Monday, January 3, 2011

Thrilling Men

Day 329 of the "What are you reading, and why?" project and Ted is reading The Universe in a Single Atom, by the Dalai Lama, because his daughter gave it to him for Christmas.  "He's reading it because I gave him the book," says Kim, "knowing he is interested in the science but thinking it would expand his horizons to read something by the D.L.  He said it is interesting, and he mixes reading it up with reading some mystery/spy thriller.  Just for balance because he, too, is a Libra, like me!"


Men and their thrillers!


I woke up thinking about men...pause*...and how they are so often the ones who buy serious stacks of poetry from me at Babbitt's. Women do, too, of course, and you'll recall the recent Sylvia Plath extravaganza, but I realized in bed this morning...pause*...that it is very often young men, some of them graduate students, doing some combination of private study and university project, who buy a series of books by one poet or a set of related poets.  (I see this as a local coincidence, not a gender fact.)


For example, Jeffrey, yesterday, bought books by William Everson, Kenneth Rexroth, and Robert Creeley.  I think Robinson Jeffers would have rounded out the trio, but Jeffrey probably already has Robinson Jeffers, a California poet like Everson and Rexroth, though Jeffers is connected to Carmel and Big Sur, while the other two are connected to San Francisco.  Jeffers died in 1962, but the others were writing through the 1950s and 1960s, and snapping along with the Beat poets.  


Brief Dalai Lama connection.  Everson converted to Catholicism and became the monk Brother Antonius.


But Brother Antonius left monkery to marry a woman and later studied and edited Robinson Jeffers!


Robert Creeley was from New England and is associated with Black Mountain College in North Carolina and Black Mountain Review, another strand in the poetry of the 1950s and 1960s, but he intersects with Allen Ginsberg, which brings us back to the Beats.  So there are thrilling connections here, though I think of Ginsberg's long "Howl" and Creeley's compression as a thrilling contrast in poetic styles.


*pause to giggle, muse, whatever you like, but I was just thinking, and then I got up and made coffee.

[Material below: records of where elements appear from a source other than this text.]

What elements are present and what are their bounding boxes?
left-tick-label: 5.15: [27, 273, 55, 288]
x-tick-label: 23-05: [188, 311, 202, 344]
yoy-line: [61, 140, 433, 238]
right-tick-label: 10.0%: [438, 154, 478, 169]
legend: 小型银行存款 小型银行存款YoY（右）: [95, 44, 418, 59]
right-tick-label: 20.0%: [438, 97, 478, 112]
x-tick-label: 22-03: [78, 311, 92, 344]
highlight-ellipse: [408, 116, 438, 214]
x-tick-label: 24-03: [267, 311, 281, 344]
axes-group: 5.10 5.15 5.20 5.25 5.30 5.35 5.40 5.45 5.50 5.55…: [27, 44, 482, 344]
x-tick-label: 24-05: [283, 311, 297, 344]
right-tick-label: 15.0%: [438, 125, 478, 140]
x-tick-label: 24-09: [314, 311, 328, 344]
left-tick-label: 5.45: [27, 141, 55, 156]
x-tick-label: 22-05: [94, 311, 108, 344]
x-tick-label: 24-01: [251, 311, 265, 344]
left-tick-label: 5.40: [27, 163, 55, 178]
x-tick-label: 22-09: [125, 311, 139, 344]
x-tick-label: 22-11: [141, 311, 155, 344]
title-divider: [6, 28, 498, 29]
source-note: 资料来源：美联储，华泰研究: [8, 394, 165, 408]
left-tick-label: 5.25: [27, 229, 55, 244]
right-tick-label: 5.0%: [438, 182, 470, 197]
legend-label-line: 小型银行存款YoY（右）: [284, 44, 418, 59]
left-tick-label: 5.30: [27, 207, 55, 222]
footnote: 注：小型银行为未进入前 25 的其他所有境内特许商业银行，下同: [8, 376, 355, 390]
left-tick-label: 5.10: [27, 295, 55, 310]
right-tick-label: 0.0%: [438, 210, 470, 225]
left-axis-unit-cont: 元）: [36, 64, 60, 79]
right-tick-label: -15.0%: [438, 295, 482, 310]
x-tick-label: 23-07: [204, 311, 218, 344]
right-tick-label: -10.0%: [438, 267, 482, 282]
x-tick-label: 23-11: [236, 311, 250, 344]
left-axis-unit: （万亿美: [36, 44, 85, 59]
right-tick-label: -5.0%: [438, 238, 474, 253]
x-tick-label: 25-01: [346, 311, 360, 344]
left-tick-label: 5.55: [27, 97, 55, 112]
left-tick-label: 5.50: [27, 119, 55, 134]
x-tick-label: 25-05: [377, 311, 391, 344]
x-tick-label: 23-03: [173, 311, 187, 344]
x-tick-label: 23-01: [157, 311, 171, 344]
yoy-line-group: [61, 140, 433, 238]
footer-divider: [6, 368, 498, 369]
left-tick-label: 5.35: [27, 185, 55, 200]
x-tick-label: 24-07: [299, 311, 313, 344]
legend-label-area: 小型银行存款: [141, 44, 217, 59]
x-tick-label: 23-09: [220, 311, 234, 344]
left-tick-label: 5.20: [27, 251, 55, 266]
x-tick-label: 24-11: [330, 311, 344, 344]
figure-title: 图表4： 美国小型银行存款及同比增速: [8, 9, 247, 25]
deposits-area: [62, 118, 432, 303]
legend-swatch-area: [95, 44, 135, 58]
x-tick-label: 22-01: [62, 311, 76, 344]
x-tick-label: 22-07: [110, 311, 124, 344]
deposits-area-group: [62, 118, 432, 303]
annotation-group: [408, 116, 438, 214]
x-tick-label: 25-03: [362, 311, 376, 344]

Oh, and did I mention the tall, handsome former body builder buying books yesterday on health and fitness?  We had a conversation about yoga and the common sense wisdom of many health writers of the past.  He was buying a book on body fitness first published in the late 1800's.  Wisdom in the past!  What a thrill.

3 comments:

Kathleen said...

If you click the atom, it will move! Thrillingly!

Sandy Longhorn said...

Yes, thrillingly!

Maureen said...

Now by what magic did you get those atoms to move?

I realized yesterday I had not been following your blog and while I can't make up for all the posts past, I can begin (and do) with today's and look forward to those yet to come.

I did not know Everson had been a monk.